There is a role for proselytizing. If someone has no faith tradition, or has fallen out of their faith tradition, then the enthusiasm that, "My tradition works for me! Maybe it would work for you." can be helpful and valuable. But, if someone is following their faith tradition and on the road to a deeper relationship with our God, then the better part is encouragement to, "Keep firm and keep on strong." The better part is encouragement and strengthening, not divisiveness and argument.

What we are all trying to do is allow our spiritual selves to emerge and grow through the practice of compassion, mercy, forgiveness, charity, humility and shared suffering.

So, what's the problem? I believe the barrier is that we are too focused on our particular faith tradition rather than God to whom it points. Too often we don't follow our tradition, we worship it! Fasting becomes something we are proud of, an end in itself rather than a quiet curbing of our sensual human nature. We may do social service joylessly and as a burden without love. We may grow forelocks or not cut our beards as a sign of perpetual obedience, rather than understanding this is a pagan practice when in mourning, which we are to avoid, along with gashing the flesh. It becomes more important to follow the letter of the rule, than to grow closer to our God and be transformed by that closeness.

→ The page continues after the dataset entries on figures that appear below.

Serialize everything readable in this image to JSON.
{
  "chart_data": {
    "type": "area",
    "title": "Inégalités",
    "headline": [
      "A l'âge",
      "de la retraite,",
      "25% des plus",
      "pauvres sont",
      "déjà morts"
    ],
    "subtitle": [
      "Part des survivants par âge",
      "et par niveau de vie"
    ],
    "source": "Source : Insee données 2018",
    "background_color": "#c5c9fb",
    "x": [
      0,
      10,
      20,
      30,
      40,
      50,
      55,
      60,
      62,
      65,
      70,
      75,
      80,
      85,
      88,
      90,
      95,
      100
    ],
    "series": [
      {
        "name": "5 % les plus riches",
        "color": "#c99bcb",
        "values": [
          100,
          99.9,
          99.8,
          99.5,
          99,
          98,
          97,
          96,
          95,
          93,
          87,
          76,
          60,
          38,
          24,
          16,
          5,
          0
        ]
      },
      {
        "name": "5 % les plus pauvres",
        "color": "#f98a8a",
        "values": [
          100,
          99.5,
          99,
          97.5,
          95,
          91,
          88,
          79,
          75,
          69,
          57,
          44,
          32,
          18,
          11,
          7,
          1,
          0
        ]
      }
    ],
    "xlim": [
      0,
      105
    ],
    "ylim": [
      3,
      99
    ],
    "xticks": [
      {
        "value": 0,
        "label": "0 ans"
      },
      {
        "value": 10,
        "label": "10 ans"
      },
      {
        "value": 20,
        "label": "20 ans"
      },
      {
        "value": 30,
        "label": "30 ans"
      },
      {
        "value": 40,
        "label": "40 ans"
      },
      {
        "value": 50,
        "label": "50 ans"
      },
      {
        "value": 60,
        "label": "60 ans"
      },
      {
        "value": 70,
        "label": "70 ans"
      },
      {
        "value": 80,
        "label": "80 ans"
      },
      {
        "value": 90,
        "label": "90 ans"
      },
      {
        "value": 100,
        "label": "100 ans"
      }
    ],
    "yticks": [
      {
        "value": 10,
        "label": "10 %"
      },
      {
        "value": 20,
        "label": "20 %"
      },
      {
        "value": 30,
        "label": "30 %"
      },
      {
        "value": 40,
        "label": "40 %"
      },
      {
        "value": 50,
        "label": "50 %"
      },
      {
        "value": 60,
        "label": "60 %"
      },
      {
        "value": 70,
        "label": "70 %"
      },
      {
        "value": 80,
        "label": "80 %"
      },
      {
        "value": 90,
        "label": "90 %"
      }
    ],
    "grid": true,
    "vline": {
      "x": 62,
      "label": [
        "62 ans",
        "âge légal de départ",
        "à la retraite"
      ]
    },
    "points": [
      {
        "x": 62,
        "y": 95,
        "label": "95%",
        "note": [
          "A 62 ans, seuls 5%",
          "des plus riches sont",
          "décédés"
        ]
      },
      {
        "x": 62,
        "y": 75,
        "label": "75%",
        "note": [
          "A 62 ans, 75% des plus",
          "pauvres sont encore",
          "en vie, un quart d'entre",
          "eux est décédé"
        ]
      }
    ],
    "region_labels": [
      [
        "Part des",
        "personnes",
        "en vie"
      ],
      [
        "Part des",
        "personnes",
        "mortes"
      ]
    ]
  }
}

Our broader religious community contains many rich cultural traditions, faith traditions which all point us to God. All our individual faith traditions teach us about our Creator God and give us useful structure and tools to prepare to meet Him. Someday, I hope soon, having learned from our individual faith traditions, we will all be able to sit together in broad community with shared compassion, suffering, mercy, forgiving others and ourselves and expressing and deeply feeling the love of others and all created things. This is the Higher Common Denominator taught by all the teachers of all the great faith traditions that make up our common religion.

Then we will be "Beyond Tolerance," beyond understanding and respect. I can see us sitting in community with our different traditions and humbly asking for admittance to the glorious transcendent presence of our one God and Creator with shared awe, wonder and love. Then God, the Highest Common Denominator, will be pleased. And perhaps He will say, "You are ready now."